The term “toxic pollution” may bring to mind images of a local drainage pipe dumping discolored wastewater and chemicals into an otherwise picturesque river or stream.
However, scientists for some time have understood that toxic pollution also can be airborne, and released on distant continents before traveling thousands of miles and kilometers through the atmosphere and landing in the Great Lakes basin. A growing proportion of toxic pollution entering the Great Lakes is transported through this process, called long-range atmospheric transport. As a result, regional efforts to decrease emissions of toxic substances, while important, may not be enough to halt the increasing levels of toxic pollution found in the lakes.

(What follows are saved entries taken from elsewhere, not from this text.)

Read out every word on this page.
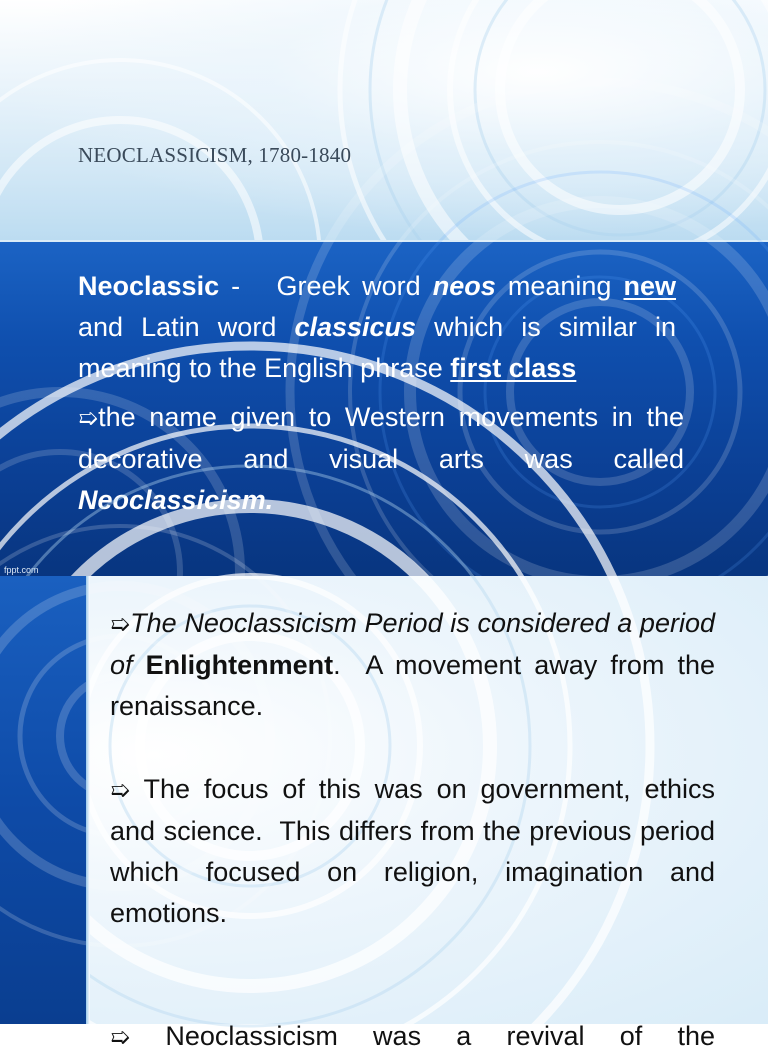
NEOCLASSICISM, 1780-1840

Neoclassic -   Greek word neos meaning new and Latin word classicus which is similar in meaning to the English phrase first class

➯the name given to Western movements in the decorative and visual arts was called Neoclassicism.

fppt.com

➯The Neoclassicism Period is considered a period of Enlightenment.  A movement away from the renaissance.

➯ The focus of this was on government, ethics and science.  This differs from the previous period which focused on religion, imagination and emotions.

➯ Neoclassicism was a revival of the
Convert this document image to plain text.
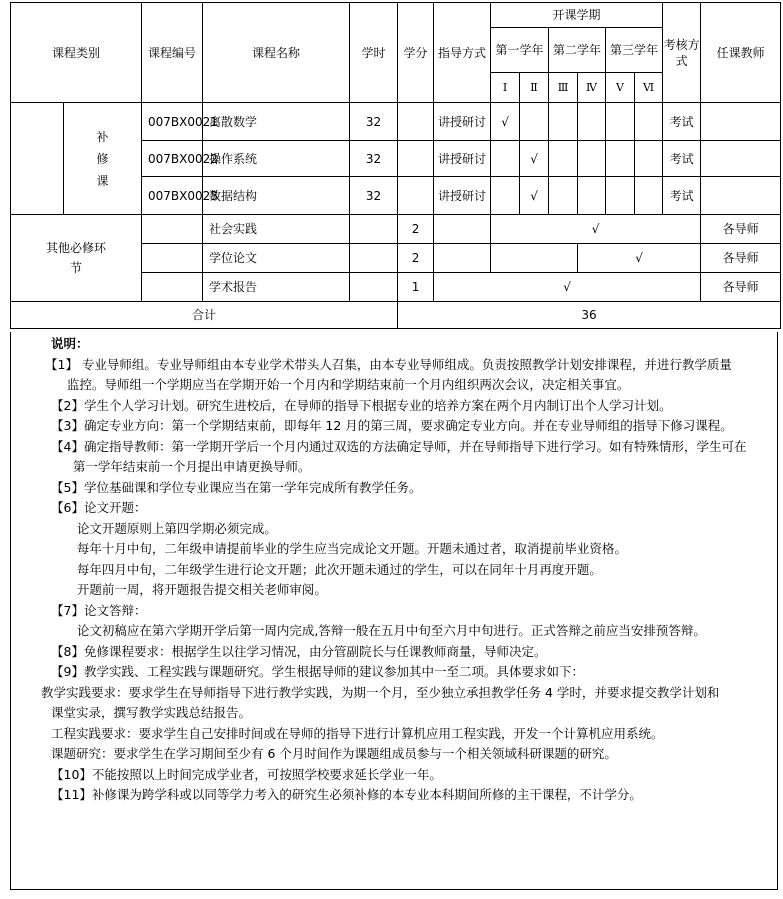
课程类别		课程编号	课程名称	学时	学分	指导方式	开课学期						考核方式	任课教师
							第一学年		第二学年		第三学年			
							Ⅰ	Ⅱ	Ⅲ	Ⅳ	Ⅴ	Ⅵ		
	补修课	007BX0021	离散数学	32		讲授研讨	√						考试	
		007BX0022	操作系统	32		讲授研讨		√					考试	
		007BX0023	数据结构	32		讲授研讨		√					考试	
其他必修环节			社会实践		2		√							各导师
			学位论文		2					√				各导师
			学术报告		1	√								各导师
合计					36									

说明：

【1】 专业导师组。专业导师组由本专业学术带头人召集，由本专业导师组成。负责按照教学计划安排课程，并进行教学质量

监控。导师组一个学期应当在学期开始一个月内和学期结束前一个月内组织两次会议，决定相关事宜。

【2】学生个人学习计划。研究生进校后，在导师的指导下根据专业的培养方案在两个月内制订出个人学习计划。

【3】确定专业方向：第一个学期结束前，即每年 12 月的第三周，要求确定专业方向。并在专业导师组的指导下修习课程。

【4】确定指导教师：第一学期开学后一个月内通过双选的方法确定导师，并在导师指导下进行学习。如有特殊情形，学生可在

第一学年结束前一个月提出申请更换导师。

【5】学位基础课和学位专业课应当在第一学年完成所有教学任务。

【6】论文开题：

论文开题原则上第四学期必须完成。

每年十月中旬，二年级申请提前毕业的学生应当完成论文开题。开题未通过者，取消提前毕业资格。

每年四月中旬，二年级学生进行论文开题；此次开题未通过的学生，可以在同年十月再度开题。

开题前一周，将开题报告提交相关老师审阅。

【7】论文答辩：

论文初稿应在第六学期开学后第一周内完成,答辩一般在五月中旬至六月中旬进行。正式答辩之前应当安排预答辩。

【8】免修课程要求：根据学生以往学习情况，由分管副院长与任课教师商量，导师决定。

【9】教学实践、工程实践与课题研究。学生根据导师的建议参加其中一至二项。具体要求如下：

教学实践要求：要求学生在导师指导下进行教学实践，为期一个月，至少独立承担教学任务 4 学时，并要求提交教学计划和

课堂实录，撰写教学实践总结报告。

工程实践要求：要求学生自己安排时间或在导师的指导下进行计算机应用工程实践，开发一个计算机应用系统。

课题研究：要求学生在学习期间至少有 6 个月时间作为课题组成员参与一个相关领域科研课题的研究。

【10】不能按照以上时间完成学业者，可按照学校要求延长学业一年。

【11】补修课为跨学科或以同等学力考入的研究生必须补修的本专业本科期间所修的主干课程，不计学分。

The Great Lakes Water Quality Agreement – a binding document that guides the International Joint Commission -- stipulates that human consumption of fish should be “unrestricted by concerns due to harmful pollutants.” In this area, the IJC is particularly concerned about the atmospheric deposition of one toxic substance: Mercury.
Bacteria present in sediments can convert mercury into a toxic substance called methylmercury. Methylmercury increases in concentration in fish as it moves up the food chain in a process called bioaccumulation. When humans consume the contaminated fish, they are at risk for a number of serious health problems.
Infants and children are at particular risk when exposed to methylmercury. Children of women who eat large amounts of contaminated fish during their pregnancies may suffer impaired neurological development or cognitive impacts to memory, attention, language, and fine motor and visual spatial skills.
Mercury levels in Great Lakes fish declined significantly through the 1970s and ‘80s; atmospheric mercury emissions from the United States declined by about 60 percent between 1990 and 2005, while Canada emissions decreased about 85 percent between 1990 and 2010. This was in part due to closures of coal-fired power plants in Canada and the U.S.
In spite of these exemplary achievements, mercury levels have increased in some Great Lakes fish species in the 2000s. So what happened?
China and other Asian countries posted the most significant increases in mercury emissions from 1990 to 2010, largely due to increases in coal-fired power plants. Thus, in spite of regional progress to reduce emissions, increased mercury loadings reaching the Great Lakes through long-range atmospheric transport may be offsetting emission declines in North America.
Canada and the U.S. have already proven that reductions in mercury emissions are important and possible. The province of Ontario, Canada, is the first jurisdiction with a significant reliance on coal in North America to eliminate all coal-fired electricity.
Given the severe health effects caused by exposure to mercury, addressing mercury pollution that originates outside of North America is essential to the health of the Great Lakes ecosystem and the people living in it. The IJC’s key recommendation for governments to address atmospheric deposition of mercury is to provide funding for a monitoring network that would allow scientists to methodically trace the sources and trends of mercury pollution inside and outside of the Great Lakes basin.
Atmospheric transport and deposition of toxic chemicals are at the forefront of environmental challenges facing the Great Lakes basin. Monitoring toxic inputs of substances such as mercury will be crucial to developing policies to protect the Lakes and its residents.
World leaders are in Paris this month to try to reach a fossil fuels emissions deal that would help with some of this airborne pollution. To have truly healthy Great Lakes, we need global action.